Traditionally, Linux has traded speed for safety in filesystem meta data handling. FreeBSD has always refused to do so, insisting that metadata be updated synchronously. With softupdates, the metadata is cached, but the cache is flushed in the right order. The upshot is that you get the speed and the safety.
In short (too late), I am sure that their opinion of FreeBSD would improve markedly if they would set it up properly.
From what I see, just about every other OS represented has a defender saying exactly the same thing. That doesn't speak well for the thoroughness of the testing. I'll leave it at that.
I was going to read this article and make an informed comment about it. But, because of my laziness to wait forever for it to load, I'm just going to post this summary of comments to come:
Linux users: Linux is better, Windows is unstable.
Win users: Windows is better, Linux is hard.
BSD users: You're both wrong.
Mac users: Hey, look at us. We are pretty.
Top 3: Mac, shut up.
BeOS users: We're better but y'all will never know it.
Bill Gates: All your $$ is belong to me.
---
Solaris is much more finely grained in its locking than any of the other OSes mentioned. Because of that, comparisons with other OSes running on one or two CPUs (usually on PCs) do not do Solaris its due justice. Sure, Linux or FreeBSD, which aren't very finely grained in their locking (but are working towards changing that) spend less overhead in locking calls, so they run faster.
But how fast can they run on a 32-cpu machine? Or a 64-cpu machine? According to some public documents I saw, Sun will release a 72-cpu machine this summer. They currently support 64 cpus on their E10000 machines. Solaris is a highly scalable OS. Linux is not. FreeBSD is most certainly not. Windows2000 may like to style itself scalable, but come on, we all know they are dreaming. Maybe scalable to 4 CPUs (if you own Pentium Xeons), and maybe in someone's wet dream it could scale to 16 CPUs or so, but none, I repeat none, of these OSes can scale like Solaris.
Solaris' strength isn't the fact that it's blazing fast on a single CPU, because a lot of tests can show Linux is faster. But Solaris *is* blazing fast on massively parallel machines. Solaris shows time and again an amazing ability to scale performance with the addition of more CPUs.
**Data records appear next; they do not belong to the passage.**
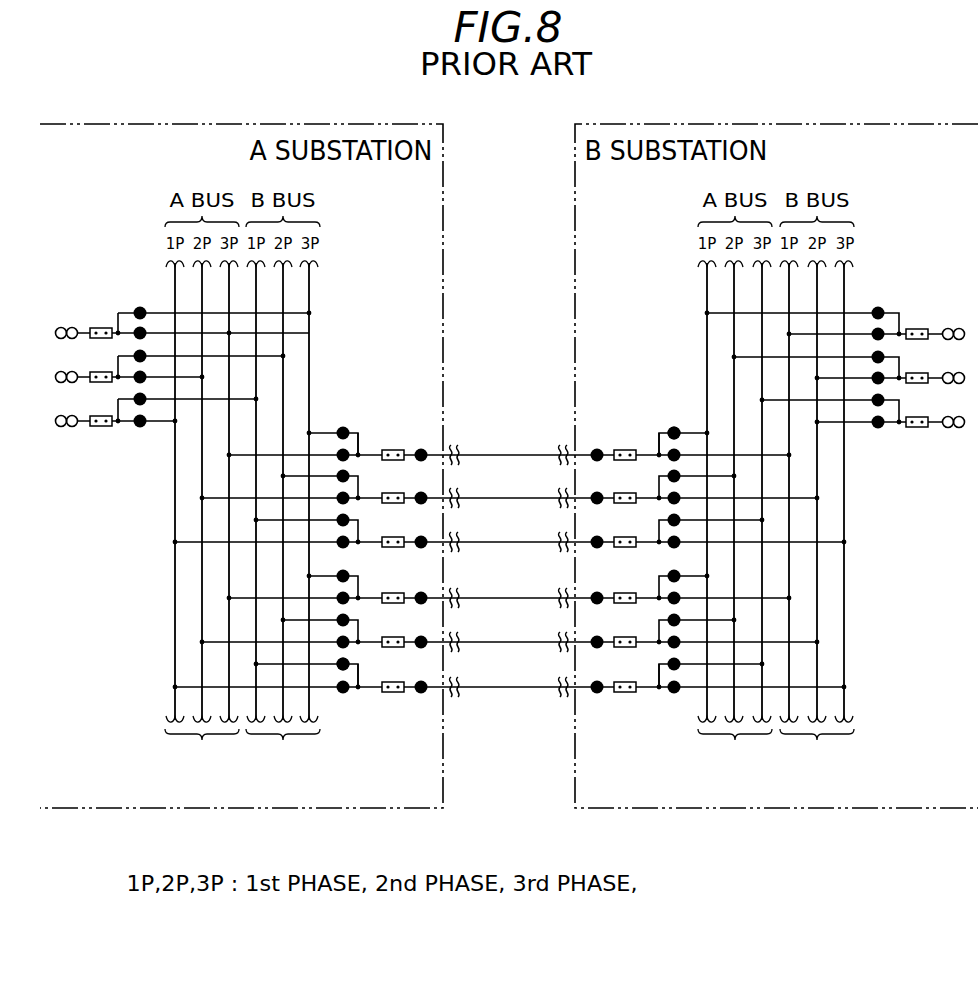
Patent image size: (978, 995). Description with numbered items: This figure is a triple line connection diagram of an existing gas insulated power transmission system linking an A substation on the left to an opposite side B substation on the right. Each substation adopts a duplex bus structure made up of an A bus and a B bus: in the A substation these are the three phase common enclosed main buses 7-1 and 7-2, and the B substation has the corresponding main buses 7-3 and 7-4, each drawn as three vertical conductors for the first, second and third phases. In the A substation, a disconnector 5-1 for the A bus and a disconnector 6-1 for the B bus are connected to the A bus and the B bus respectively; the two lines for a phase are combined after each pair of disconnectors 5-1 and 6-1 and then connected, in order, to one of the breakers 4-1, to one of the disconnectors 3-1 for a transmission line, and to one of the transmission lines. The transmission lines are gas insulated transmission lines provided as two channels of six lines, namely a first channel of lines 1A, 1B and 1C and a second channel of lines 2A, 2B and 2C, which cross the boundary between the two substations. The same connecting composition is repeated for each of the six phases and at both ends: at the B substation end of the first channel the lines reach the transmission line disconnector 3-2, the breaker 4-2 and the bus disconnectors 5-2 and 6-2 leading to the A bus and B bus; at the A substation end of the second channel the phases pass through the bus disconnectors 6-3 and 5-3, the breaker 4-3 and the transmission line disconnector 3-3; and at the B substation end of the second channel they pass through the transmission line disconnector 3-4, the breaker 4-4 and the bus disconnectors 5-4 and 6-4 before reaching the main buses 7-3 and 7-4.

The line 1A is at (470, 454).
The line 1B is at (495, 497).
The line 1C is at (530, 541).
The line 2A is at (481, 599).
The line 2B is at (508, 643).
The line 2C is at (540, 688).
The disconnector for a transmission line 3-1 is at (420, 448).
The disconnector for a transmission line 3-2 is at (598, 449).
The disconnector for a transmission line 3-3 is at (422, 693).
The disconnector for a transmission line 3-4 is at (597, 693).
The breaker 4-1 is at (385, 448).
The breaker 4-2 is at (629, 449).
The breaker 4-3 is at (392, 693).
The breaker 4-4 is at (628, 693).
The disconnector for the A bus 5-1 is at (348, 451).
The disconnector for the A bus 5-2 is at (675, 429).
The disconnector for the A bus 5-3 is at (352, 693).
The disconnector for the A bus 5-4 is at (682, 670).
The disconnector for the B bus 6-1 is at (343, 429).
The disconnector for the B bus 6-2 is at (672, 452).
The disconnector for the B bus 6-3 is at (340, 689).
The disconnector for the B bus 6-4 is at (670, 693).
The main bus 7-1 is at (202, 742).
The main bus 7-2 is at (283, 742).
The main bus 7-3 is at (736, 742).
The main bus 7-4 is at (818, 742).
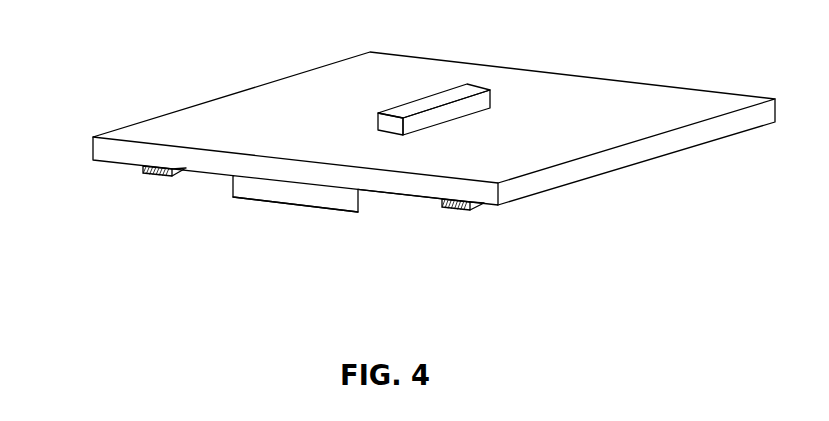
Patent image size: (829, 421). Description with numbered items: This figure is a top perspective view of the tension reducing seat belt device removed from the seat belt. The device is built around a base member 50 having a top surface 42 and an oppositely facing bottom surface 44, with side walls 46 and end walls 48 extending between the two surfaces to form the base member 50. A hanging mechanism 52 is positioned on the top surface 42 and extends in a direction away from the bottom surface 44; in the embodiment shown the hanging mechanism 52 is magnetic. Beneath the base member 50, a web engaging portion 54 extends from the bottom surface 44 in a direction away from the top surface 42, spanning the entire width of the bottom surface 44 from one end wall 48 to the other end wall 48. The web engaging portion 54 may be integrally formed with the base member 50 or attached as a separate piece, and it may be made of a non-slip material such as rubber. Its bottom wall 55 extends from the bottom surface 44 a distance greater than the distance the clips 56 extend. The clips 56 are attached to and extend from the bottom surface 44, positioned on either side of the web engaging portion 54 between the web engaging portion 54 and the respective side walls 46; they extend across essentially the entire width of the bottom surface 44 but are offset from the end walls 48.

The top surface 42 is at (414, 163).
The bottom surface 44 is at (418, 197).
The side walls 46 is at (328, 65).
The end walls 48 is at (457, 62).
The base member 50 is at (702, 80).
The hanging mechanism 52 is at (477, 99).
The web engaging portion 54 is at (315, 188).
The bottom wall 55 is at (252, 198).
The clips 56 is at (155, 182).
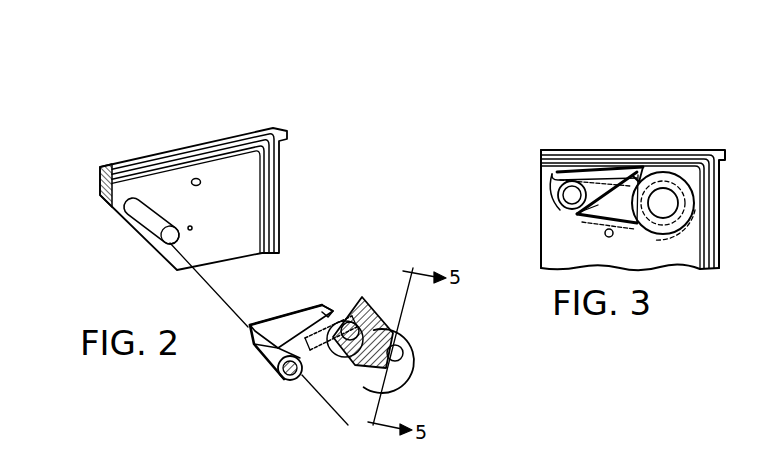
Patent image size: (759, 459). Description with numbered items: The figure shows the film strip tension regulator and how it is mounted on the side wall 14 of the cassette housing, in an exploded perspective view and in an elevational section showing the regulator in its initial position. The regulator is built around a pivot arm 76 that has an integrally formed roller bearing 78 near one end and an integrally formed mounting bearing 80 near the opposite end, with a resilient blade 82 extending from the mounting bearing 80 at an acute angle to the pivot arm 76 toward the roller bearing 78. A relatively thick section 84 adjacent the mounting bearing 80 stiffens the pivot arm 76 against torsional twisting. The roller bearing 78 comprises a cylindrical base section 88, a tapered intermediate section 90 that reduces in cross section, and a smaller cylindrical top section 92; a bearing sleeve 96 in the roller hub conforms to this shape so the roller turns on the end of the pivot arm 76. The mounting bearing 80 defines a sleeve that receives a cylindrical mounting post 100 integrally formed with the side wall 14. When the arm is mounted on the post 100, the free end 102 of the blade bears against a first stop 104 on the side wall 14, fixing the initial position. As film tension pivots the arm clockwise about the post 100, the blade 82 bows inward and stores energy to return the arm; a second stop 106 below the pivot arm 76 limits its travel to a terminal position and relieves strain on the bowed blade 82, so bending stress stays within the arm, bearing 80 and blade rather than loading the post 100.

In FIG. 2, the side wall 14 is at (256, 172).
In FIG. 3, the side wall 14 is at (693, 258).
In FIG. 2, the pivot arm 76 is at (342, 316).
In FIG. 3, the pivot arm 76 is at (623, 224).
In FIG. 2, the roller bearing 78 is at (344, 311).
In FIG. 2, the mounting bearing 80 is at (278, 367).
In FIG. 3, the mounting bearing 80 is at (562, 212).
In FIG. 2, the resilient blade 82 is at (273, 322).
In FIG. 3, the resilient blade 82 is at (589, 170).
In FIG. 2, the thick section 84 is at (306, 350).
In FIG. 3, the thick section 84 is at (597, 204).
In FIG. 2, the cylindrical base section 88 is at (362, 300).
In FIG. 2, the tapered intermediate section 90 is at (394, 330).
In FIG. 2, the cylindrical top section 92 is at (360, 372).
In FIG. 2, the bearing sleeve 96 is at (297, 380).
In FIG. 2, the mounting post 100 is at (166, 242).
In FIG. 3, the mounting post 100 is at (567, 201).
In FIG. 2, the free end 102 is at (323, 307).
In FIG. 3, the free end 102 is at (645, 167).
In FIG. 2, the first stop 104 is at (201, 182).
In FIG. 2, the second stop 106 is at (193, 228).
In FIG. 3, the second stop 106 is at (606, 237).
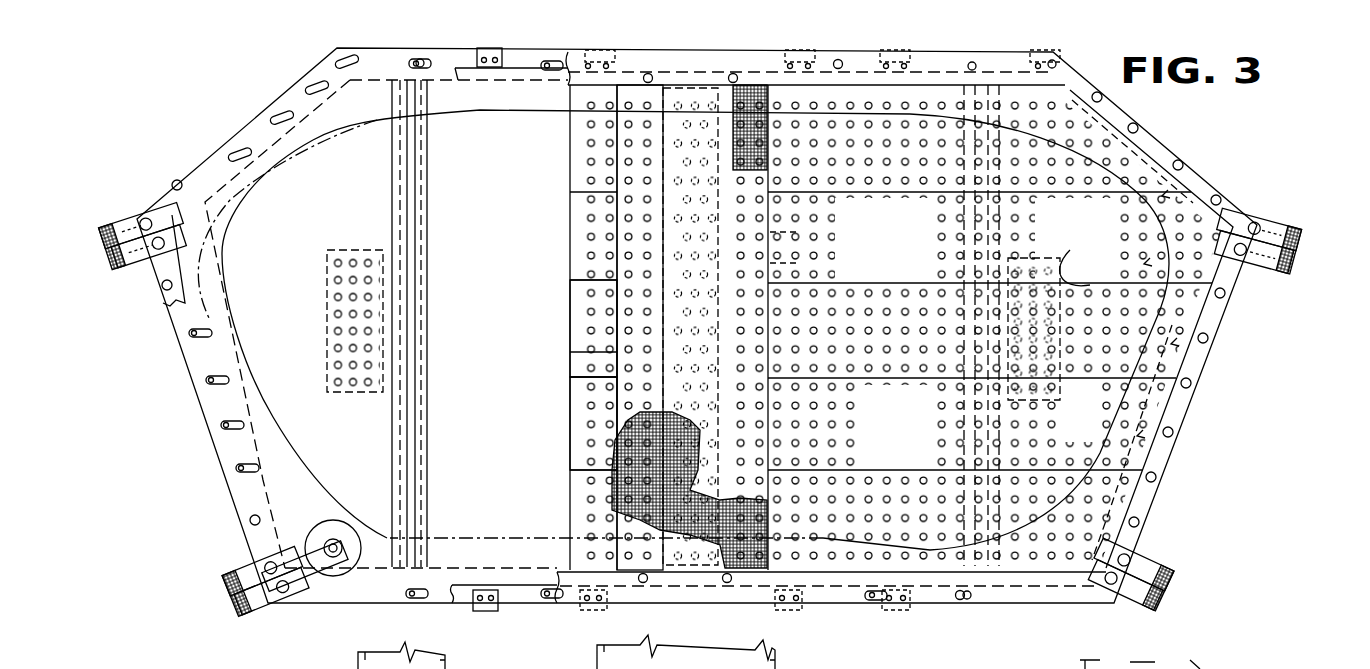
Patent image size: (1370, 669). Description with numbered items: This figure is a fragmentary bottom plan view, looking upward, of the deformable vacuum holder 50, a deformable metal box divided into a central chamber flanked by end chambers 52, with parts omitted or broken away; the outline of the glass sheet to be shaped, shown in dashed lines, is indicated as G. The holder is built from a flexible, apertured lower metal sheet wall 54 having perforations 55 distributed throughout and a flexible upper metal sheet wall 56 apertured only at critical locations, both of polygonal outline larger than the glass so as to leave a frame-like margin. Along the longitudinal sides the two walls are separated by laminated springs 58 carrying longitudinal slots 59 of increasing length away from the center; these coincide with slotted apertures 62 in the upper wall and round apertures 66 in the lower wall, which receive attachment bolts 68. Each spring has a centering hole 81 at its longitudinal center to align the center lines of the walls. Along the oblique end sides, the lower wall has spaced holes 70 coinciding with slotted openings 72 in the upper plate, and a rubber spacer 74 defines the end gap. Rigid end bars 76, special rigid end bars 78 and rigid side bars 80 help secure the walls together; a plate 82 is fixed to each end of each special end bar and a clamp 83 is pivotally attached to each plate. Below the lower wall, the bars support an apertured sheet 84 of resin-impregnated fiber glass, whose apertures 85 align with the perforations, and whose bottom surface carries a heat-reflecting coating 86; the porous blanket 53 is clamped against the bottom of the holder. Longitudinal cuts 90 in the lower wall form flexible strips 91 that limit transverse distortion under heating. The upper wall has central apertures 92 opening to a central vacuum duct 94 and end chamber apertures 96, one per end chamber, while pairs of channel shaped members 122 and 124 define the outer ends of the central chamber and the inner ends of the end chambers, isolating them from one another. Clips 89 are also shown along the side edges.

The overhead required to build that scalability into the OS penalizes Solaris on single or dual-cpu machines, and that *must* be taken into account by people.
And don't even talk about 64-bit. Sure, Solaris for Intel is limited to 32-bit address spaces due to the constraints of the CPU architecture on which it runs, but Solaris the OS is built through and through as a 64-bit OS, and Solaris running on UltraSparc hardware supports zillions of bytes of RAM. The new SunFire 6800s can support in the hundreds of gigabytes of RAM.
Can Windows2000 do that? Can Linux do that? Can FreeBSD do that? Really we are talking about different markets here, that's all. You really need to test the OSes in the areas they are designed to operate, and then you'll see who the real champ is.